Já estava na casa dos trinta anos e costumava acordar cedo e por livre e espontânea vontade aos domingos. Falava sempre que essa grande heresia era praticada para aproveitar mais o fim de semana, apesar das longas bocejadas entre os goles de café e os puxões de orelha dos amigos, que insistiam em refutar tamanho disparate da moça. Criada no campo por quase duas décadas, a menina já havia se acostumado a respeitar desde muito cedo as horas que o dia iria lhe dispor.

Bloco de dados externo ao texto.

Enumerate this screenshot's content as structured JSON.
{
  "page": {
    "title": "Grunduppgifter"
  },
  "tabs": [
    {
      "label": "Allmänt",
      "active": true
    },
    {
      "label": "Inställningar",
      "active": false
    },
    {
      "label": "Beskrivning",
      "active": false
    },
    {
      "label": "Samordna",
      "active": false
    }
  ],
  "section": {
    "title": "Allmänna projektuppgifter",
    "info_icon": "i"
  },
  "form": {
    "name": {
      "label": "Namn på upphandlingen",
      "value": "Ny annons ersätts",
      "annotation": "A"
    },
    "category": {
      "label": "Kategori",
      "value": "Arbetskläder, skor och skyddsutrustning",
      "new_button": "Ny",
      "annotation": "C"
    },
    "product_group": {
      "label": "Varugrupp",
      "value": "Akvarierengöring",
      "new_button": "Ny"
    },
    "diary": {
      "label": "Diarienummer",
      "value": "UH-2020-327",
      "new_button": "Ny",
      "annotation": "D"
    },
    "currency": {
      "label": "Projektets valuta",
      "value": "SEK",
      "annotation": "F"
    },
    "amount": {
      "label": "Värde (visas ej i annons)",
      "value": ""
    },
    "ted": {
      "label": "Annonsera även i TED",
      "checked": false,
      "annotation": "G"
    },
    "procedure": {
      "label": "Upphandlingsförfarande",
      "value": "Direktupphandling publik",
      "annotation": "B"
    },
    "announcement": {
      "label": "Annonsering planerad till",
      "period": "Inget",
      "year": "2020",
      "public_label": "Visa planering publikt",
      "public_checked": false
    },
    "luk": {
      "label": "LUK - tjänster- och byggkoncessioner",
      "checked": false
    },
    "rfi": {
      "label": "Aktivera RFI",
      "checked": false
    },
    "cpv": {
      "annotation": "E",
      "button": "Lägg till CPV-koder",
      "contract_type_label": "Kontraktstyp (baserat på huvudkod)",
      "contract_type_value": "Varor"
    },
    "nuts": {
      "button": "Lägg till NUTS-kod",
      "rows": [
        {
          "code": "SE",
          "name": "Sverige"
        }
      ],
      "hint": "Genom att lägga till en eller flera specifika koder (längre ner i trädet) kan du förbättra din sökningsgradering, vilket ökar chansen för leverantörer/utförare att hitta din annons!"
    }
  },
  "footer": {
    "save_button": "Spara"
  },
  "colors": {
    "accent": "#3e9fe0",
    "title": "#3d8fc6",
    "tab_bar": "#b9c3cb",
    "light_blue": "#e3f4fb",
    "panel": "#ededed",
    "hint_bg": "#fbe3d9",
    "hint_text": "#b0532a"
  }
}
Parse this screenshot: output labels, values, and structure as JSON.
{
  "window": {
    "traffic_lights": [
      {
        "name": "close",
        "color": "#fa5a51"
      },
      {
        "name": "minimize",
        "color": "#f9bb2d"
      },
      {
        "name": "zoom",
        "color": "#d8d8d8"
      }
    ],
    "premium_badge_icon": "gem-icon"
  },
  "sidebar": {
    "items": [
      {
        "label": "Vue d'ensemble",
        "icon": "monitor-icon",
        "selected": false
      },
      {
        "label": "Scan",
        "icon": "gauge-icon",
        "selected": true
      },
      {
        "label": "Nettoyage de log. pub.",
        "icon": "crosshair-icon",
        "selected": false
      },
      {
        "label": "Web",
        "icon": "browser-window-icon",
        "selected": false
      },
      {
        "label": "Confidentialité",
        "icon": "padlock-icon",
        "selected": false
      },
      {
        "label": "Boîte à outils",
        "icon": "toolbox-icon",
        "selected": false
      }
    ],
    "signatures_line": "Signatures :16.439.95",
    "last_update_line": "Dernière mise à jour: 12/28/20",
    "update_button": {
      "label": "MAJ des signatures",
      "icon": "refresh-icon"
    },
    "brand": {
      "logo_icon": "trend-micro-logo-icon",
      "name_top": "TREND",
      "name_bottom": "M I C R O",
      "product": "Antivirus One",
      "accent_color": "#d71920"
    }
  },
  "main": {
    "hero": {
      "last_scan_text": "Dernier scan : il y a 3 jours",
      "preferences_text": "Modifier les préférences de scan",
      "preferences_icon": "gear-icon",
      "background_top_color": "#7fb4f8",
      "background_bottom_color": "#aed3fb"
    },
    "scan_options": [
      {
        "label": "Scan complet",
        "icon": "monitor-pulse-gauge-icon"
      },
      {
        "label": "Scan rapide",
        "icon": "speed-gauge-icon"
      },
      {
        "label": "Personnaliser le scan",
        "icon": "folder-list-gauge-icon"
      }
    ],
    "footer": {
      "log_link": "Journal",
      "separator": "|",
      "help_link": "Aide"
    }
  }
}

Quando o assunto era horário, sua disciplina era realmente exemplar, algo de fazer inveja aos mais garbosos personagens ingleses dos filmes hollywoodianos. Sempre chegava aos lugares antes do horário marcado e se orgulhava disso, ainda mais nos compromissos profissionais da empresa em que trabalhava. Nas idas ao cartório, consultas médicas, entrega do carro na oficina, aulas de saxofone e o curso de inglês, nenhum atraso. Toda a rotina era programada principalmente para comportar o tempo de estudo para o teste que aconteceria em breve. O desejo de passar no concurso era grande demais para que uma palavra com seis letras e três sílabas — sinônimo de desespero para tanta gente — atrapalhasse seu sonho. “Atraso” era um substantivo que não existia em seu vocabulário.
Porém, a vida, fiel à Lei de Murphy como é, ludibriou a garota fazendo uso de uma das armas mais letais aos compromissos, o sono — ainda mais intenso após taças de vinho em uma noite anterior. Com a falha do despertador justamente quando ela não poderia dar as caras, a realização do teste estava ameaçada. A moça desesperadamente pegou a bolsa, amarrou o cabelo da forma que mais lhe parecia conveniente para o momento, surrou os dentes com a escova e partiu em direção ao ponto de ônibus. O efeito borboleta do atraso é um dos mais cruéis que se possa imaginar; transporte coletivo que demora, itens esquecidos em casa, longos congestionamentos, burocracias brasileiras à la carte…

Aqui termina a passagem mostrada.